Он побежал за шестиногим Димой, к которому чувствовал симпатию. Саша повернулась к Енисееву, поинтересовалась нейтральным голосом:

– Это в самом деле важно?

– Если получилось не случайно, – ответил Енисеев осторожно. Он в последнее время чувствовал себя стесненно с бравой десантницей, отводил глаза, непривычно тщательно подбирал слова. – Пусть не такой интеллект, как у шимпанзе, но все-таки такой уровень обучаемости… Правда, еще никто не проводил здесь опыты.

Саша сказала с готовностью:

– Евпечий Владимирович, вы не стесняйтесь, командуйте нами. Мы с Дмитрием двужильные, потянем.
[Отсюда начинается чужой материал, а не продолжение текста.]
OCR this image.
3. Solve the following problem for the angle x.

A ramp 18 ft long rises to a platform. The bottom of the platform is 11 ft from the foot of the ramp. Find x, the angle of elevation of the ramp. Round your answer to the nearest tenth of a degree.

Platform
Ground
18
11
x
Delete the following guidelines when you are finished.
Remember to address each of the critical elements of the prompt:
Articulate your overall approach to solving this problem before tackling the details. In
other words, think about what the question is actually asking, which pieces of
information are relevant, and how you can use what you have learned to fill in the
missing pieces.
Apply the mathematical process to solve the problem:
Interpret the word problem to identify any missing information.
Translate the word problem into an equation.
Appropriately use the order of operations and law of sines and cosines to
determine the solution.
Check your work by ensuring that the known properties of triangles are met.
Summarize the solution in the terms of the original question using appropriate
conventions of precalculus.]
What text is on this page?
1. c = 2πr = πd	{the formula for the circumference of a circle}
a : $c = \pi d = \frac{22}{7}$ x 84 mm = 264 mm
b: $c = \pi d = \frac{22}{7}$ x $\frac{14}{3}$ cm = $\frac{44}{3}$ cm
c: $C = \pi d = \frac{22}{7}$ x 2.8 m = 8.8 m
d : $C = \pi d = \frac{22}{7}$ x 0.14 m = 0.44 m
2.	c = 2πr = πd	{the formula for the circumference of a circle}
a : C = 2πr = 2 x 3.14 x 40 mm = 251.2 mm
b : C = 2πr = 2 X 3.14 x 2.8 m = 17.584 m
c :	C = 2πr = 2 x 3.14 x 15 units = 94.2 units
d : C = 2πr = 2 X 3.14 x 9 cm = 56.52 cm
Енисеев отвел глаза от страшных шрамов на ее ногах, правой руке, сказал потухшим голосом:

– Ничего особенного делать не надо. Пока что станьте активными муравьями.

– Это как?

– Не мешает походить с ними на охоту. Но только надо успевать все делать чуточку раньше, чтобы остальные привыкли к вашей активной роли. И чтобы начали вам подражать.

– Все сделаем!

На Станцию Дмитрий и Саша являлись к ночи. Утром исчезали раньше, чем к Енисееву возвращалось сознание. Два-три раза в день они ходили с колоннами ксерксов на охоту, затем Дмитрий продолжал обучать муравья Диму доставать гусеницу, а нетерпеливая Саша, покинув на время кормушку, убегала в центральную пещеру, где находились глубоко под землей камеры кампонотусов.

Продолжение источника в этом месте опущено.